A Heuristic Approach to Product Design
提出一种动态规划启发式算法,用于在竞争市场中寻找多属性新产品的最优配置,该算法在模拟中平均达到最优方案98.2%的选择份额,且计算效率优于拉格朗日松弛法。
A dynamic-programming heuristic is described to find approximate solutions to the problem of identifying a new, multi-attribute product profile associated with the highest share-of-choices in a competitive market. The input data consist of idiosyncratic multi-attribute preference functions estimated using conjoint or hybrid-conjoint analysis. An individual is assumed to choose a new product profile if he/she associates a higher utility with it than with a status-quo alternative. Importance weights are assigned to individuals to account for differences in their purchase and/or usage rates and the performance of a new product profile is evaluated after taking into account its cannibalization of a seller's existing brands.
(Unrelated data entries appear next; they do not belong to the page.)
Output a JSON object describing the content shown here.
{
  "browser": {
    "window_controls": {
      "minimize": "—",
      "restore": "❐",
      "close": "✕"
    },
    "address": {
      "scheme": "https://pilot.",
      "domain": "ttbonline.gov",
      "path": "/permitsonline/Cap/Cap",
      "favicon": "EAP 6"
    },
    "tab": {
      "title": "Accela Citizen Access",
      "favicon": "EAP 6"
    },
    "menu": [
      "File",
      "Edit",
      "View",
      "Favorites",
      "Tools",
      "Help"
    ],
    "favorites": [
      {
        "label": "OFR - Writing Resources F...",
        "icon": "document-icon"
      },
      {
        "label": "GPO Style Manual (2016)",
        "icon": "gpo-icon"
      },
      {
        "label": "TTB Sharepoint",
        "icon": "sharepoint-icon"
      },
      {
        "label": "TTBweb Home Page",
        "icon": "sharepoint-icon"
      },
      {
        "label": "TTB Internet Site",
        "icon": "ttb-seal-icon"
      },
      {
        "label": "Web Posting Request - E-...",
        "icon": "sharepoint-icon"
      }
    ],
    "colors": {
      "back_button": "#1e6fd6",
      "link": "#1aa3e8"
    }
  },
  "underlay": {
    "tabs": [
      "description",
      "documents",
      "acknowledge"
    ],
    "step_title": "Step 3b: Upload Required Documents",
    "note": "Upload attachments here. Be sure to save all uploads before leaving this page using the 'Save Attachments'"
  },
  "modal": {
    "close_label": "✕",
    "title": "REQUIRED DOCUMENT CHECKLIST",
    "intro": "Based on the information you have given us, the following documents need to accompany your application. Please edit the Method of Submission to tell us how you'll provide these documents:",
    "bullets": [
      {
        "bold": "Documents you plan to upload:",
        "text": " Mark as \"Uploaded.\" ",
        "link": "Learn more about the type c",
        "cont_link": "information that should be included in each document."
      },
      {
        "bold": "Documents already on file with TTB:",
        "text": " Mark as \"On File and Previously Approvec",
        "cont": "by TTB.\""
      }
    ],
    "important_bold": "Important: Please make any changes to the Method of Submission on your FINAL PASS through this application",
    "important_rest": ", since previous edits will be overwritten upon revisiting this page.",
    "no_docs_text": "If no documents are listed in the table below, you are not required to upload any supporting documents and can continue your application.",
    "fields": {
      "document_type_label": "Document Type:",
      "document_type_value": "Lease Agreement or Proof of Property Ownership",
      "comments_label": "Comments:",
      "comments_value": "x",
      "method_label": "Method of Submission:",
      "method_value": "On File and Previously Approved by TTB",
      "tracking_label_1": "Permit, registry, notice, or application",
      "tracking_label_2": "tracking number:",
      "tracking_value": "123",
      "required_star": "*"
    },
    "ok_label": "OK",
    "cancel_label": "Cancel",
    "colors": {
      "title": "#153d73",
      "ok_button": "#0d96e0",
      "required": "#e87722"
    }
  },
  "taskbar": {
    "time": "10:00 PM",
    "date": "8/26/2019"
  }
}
In a simulation with real-sized problems, the proposed heuristic strictly dominates an alternative lagrangian-relaxation heuristic in terms of both computational time and approximation of the optimal solution. Across 192 simulated problems, the dynamic-programming heuristic identifies product profiles whose share-of-choices, on average, are 98.2% of the share-of-choices of the optimal product profile, suggesting that it closely approximates the optimal solution.